Now he recommends it for Greece. The former presidential candidate wrote an open letter to the new Greek government in Forbes magazine with suggestions for how it can bring the country's moribund economy back to life.
- "Taxes. Bulgaria and Macedonia each have a flat-tax system of 10 percent on personal incomes," Forbes writes. "Adopt your own 10 percent flat tax. Then go one better and slash your corporate tax rate to 10 percent.
- "Privatization." That's an easy way for the government to earn revenue.
- "Change labor laws that kill job creation." Pass laws that are meant to save jobs by making it difficult to fire workers instead make businesses reluctant to hire or push businesses to employ workers off the books.
- "Don't even think of abandoning the euro. Your drachmas wouldn't, as the cliche goes, be worth the paper they're printed on," Forbes cautions.
"If you carry out the above true growth reforms, capital will pour into your depressed economy," he argues.
"There's no reason that Greece's economy can't expand," Forbes adds.
"Must Greece perpetually be the runt of the EU litter when it comes to economic growth? No."

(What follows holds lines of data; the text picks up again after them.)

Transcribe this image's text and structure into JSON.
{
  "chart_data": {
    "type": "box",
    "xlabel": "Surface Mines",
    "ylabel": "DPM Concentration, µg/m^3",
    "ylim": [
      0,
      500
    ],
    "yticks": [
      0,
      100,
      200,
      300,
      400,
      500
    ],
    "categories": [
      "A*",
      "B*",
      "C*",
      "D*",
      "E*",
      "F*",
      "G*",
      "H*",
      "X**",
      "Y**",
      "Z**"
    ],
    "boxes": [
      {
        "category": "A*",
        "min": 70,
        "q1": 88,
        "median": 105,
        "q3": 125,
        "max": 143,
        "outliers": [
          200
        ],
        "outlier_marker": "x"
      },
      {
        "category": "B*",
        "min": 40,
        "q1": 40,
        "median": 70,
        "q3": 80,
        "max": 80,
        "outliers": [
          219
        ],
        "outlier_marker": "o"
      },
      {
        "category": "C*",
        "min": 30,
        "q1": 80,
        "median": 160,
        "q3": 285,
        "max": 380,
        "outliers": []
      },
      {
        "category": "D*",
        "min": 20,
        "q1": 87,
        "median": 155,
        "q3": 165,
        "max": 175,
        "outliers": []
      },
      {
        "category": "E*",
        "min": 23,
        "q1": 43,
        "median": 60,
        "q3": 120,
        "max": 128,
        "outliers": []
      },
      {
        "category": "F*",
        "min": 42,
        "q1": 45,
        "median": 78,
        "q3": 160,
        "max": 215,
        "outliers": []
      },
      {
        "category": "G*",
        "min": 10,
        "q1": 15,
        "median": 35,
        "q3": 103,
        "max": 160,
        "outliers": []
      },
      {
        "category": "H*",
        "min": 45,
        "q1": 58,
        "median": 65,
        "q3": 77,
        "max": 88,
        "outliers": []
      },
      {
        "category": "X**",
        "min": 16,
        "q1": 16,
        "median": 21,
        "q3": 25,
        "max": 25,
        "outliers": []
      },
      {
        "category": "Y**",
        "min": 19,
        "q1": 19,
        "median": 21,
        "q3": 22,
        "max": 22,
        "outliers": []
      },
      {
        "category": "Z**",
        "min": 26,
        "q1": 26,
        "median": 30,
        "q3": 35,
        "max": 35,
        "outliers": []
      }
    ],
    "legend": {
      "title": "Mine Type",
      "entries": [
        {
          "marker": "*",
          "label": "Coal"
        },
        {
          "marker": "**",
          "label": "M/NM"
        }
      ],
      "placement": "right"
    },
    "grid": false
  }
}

Greece and its eurozone lenders reached an agreement last month to extend payment on its debt by four months in exchange for a pledge of continued fiscal austerity from the Greek government. But Marc Faber, publisher of the Gloom, Boom & Doom Report, wasn't too impressed with the deal.
"The Greek problem has been postponed. It hasn't been solved," he tells
CNBC. "And the problem is really that they have debt the country with its economy simply cannot serve or pay. The economy is not strong enough to support" the debt load.
Greece's public debt totals 316 billion euros ($358 billion), according to the government. That's 148 percent of its GDP.
While commentators are concerned that a Greek exit from the euro could cause chaos for the global financial system, a bigger risk would be "a closer relationship between Greece and Russia, or Greece and China," Faber notes. "That's [what] Western allies want to prevent at all costs."